Super-enhancer markers are enriched over the integration site in 20861 cells.
A, Alignment of ChIP-seq reads to the human reference genome (hg19) in 20861 and 20863 cells. Data are averaged from two biological replicates. B, Alignment of ChIP-seq reads to human and HPV type 16 isolate 16W12E (AF125673.1) reference genomes showed enrichment of super-enhancer markers over both viral and cellular chromatin. Histograms represent depth of coverage of aligned reads. Amplified region is marked by a black horizontal bar; HPV16 genome and cellular genes are represented by green and blue horizontal arrows, respectively. Data are averaged from two biological replicates.
Fig 6.
Super-enhancer markers are enriched over the viral URR in 20861, but not other integrated W12 sub-clones.
Chromatin immunoprecipitation (ChIP) was performed in 20861, 20863, 20831 and 20862 cells using antibodies against Brd4 and H3K27ac. A, Map of linearized HPV16 genome showing primer positions (denoted by black horizontal arrows) for the upstream regulatory region (URR), L1 and E2. B, ChIP DNA samples were analyzed by real-time qPCR using primers against target promoters, indicated in panel A. ChIP signals were expressed as the percentage of immunoprecipitated chromatin DNA relative to the total amount of input chromatin (% Input). CCND2 and FOSL1 were included as positive controls for super-enhancer loci; IGLL5 was included as a negative control for Brd4 binding in these cells. C, To account for variations in viral copy number between W12 cells, ChIP signals were expressed as binding per single-copy genome. Background signal at each locus (measured by no-antibody controls) was subtracted from corresponding ChIP signals. Average binding levels were calculated from three independent experiments.

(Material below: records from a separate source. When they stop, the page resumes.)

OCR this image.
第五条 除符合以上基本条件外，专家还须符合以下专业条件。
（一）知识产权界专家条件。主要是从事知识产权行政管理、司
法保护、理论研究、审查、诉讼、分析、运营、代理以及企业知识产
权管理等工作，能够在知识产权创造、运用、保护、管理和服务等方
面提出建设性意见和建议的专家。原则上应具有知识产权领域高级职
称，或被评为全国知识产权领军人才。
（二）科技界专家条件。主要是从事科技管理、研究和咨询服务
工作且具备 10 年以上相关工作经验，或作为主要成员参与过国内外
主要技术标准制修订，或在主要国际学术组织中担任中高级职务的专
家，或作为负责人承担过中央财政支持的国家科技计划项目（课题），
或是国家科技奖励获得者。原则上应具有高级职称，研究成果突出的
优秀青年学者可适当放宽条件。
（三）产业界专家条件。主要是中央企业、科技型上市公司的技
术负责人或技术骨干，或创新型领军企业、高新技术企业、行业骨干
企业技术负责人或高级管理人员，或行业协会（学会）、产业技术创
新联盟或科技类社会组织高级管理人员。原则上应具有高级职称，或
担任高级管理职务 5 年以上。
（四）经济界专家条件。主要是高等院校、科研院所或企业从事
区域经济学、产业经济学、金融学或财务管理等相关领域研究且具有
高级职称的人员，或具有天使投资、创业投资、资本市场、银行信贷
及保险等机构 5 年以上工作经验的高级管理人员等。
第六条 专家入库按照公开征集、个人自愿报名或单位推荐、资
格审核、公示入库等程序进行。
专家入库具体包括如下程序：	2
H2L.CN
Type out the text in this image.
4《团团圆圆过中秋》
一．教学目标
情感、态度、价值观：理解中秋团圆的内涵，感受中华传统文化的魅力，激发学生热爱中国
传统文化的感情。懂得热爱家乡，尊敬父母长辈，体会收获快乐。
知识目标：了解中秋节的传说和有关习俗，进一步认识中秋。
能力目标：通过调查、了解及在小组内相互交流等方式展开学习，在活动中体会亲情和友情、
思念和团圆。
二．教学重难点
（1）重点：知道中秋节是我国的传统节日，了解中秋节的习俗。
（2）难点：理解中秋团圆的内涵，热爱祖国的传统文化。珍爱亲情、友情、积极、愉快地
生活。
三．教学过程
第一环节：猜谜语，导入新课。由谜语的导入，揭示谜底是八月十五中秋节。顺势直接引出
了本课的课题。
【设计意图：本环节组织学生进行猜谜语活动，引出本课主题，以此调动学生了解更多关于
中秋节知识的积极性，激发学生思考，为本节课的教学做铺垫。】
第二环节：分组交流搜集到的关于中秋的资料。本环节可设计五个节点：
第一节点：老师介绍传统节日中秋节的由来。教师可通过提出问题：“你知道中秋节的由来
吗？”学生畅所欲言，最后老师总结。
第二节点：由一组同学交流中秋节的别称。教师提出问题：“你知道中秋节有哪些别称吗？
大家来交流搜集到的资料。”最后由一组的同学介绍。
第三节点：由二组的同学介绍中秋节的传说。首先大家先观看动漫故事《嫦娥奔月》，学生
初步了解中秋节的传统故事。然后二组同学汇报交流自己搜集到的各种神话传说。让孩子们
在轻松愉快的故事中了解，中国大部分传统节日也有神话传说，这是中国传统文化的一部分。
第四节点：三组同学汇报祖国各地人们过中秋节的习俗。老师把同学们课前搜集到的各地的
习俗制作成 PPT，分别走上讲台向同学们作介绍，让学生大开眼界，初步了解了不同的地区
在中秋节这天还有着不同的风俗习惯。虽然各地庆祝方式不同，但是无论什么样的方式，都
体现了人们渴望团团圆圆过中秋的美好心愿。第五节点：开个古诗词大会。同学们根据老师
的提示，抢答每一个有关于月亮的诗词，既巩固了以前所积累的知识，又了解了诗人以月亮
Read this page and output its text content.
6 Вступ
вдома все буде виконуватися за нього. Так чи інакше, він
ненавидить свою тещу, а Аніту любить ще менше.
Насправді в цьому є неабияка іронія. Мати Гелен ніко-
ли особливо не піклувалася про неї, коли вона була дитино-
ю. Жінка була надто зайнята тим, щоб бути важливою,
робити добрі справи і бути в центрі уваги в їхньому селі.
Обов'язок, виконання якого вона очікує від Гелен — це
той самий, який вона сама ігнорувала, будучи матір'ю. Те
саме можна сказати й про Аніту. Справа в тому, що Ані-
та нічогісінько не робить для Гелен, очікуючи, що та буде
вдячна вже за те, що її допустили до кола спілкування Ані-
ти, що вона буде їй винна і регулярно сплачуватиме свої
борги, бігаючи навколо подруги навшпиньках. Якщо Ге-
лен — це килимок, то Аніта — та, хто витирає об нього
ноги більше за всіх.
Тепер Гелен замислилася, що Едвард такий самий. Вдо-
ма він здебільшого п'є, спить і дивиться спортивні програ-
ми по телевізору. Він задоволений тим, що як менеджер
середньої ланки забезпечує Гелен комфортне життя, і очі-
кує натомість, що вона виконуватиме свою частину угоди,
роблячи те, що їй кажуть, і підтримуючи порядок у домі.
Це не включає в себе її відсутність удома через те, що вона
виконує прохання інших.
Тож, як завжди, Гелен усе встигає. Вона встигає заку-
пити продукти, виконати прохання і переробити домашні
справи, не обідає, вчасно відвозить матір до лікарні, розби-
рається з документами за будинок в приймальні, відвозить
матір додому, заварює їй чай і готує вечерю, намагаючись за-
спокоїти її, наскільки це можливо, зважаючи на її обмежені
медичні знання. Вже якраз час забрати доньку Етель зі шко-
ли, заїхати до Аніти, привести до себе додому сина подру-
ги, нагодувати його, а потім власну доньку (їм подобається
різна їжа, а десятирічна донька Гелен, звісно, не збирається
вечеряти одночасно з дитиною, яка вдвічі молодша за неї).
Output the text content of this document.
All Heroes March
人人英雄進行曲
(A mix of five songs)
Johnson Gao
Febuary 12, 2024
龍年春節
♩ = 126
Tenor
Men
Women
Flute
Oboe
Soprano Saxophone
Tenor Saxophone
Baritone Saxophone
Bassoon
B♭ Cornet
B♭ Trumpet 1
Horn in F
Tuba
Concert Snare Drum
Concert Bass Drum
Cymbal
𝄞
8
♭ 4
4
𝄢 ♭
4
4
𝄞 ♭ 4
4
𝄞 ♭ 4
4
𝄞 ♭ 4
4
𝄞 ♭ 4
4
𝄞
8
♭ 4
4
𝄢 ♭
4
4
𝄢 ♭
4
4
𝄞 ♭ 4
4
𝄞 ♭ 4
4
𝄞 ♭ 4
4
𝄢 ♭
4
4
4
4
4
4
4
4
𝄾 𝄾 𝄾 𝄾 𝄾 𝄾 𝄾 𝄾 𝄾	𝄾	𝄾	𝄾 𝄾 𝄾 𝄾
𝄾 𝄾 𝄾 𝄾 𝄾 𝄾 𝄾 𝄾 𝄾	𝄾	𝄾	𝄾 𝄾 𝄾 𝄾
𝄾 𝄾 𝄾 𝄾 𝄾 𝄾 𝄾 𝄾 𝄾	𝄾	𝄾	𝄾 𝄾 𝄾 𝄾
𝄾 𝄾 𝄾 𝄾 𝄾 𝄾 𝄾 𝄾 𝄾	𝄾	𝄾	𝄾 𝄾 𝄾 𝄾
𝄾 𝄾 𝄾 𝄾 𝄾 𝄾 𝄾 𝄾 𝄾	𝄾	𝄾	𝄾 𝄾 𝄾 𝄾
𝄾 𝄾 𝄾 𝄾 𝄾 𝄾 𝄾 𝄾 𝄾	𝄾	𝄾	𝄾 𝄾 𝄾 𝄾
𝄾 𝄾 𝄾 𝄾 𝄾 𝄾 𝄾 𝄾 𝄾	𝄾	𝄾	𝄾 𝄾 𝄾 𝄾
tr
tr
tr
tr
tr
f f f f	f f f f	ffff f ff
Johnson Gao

Error bars represent SD. Note that similar experiments were previously conducted on 20861 and 20863 cells (using different datasets) [22].
Fig 7.
A cellular epithelial-specific enhancer is amplified in the 20861 super-enhancer.
A, The strong cellular H3K27ac peak shown in Fig 5A aligned with an epithelial-specific enhancer (boxed region) identified from ENCODE. The data from the seven cell lines are represented as colored peaks in the layered H3K27ac track and are highlighted according to the ChIP-seq profiles from the ENCODE/Broad Institute track. The amplified region is marked by a black horizontal bar; the HPV16 genome insertion point is marked by a green arrowhead. B, The H3K27ac ChIP-seq profiles from individual cell types are shown (GM12878, B-lymphocytes; H1-hESC, human embryonic stem cells; K562, human erythroleukemic cell line; HeLa-S3, cervical carcinoma; HepG2, hepatocellular carcinoma; HUVEC, human umbilical vein cells; CD14+, CD14-positive monocytes; HMEC, human mammary epithelial cells; HSMM, human skeletal muscle myoblasts; NH-A, normal human astrocytes; NHDF-Ad, normal human dermal fibroblasts-adult; NHEK, normal human epidermal keratinocytes; NHLF, normal human lung fibroblasts; MCF-7, mammary gland adenocarcinoma; HCT-116, colorectal carcinoma; PANC-1, pancreatic carcinoma). C, H2A.Z, H3K9ac, H3K4me1, H3K4me2, and H3K27ac tracks in NHEK cells from the ENCODE/Broad Institute track.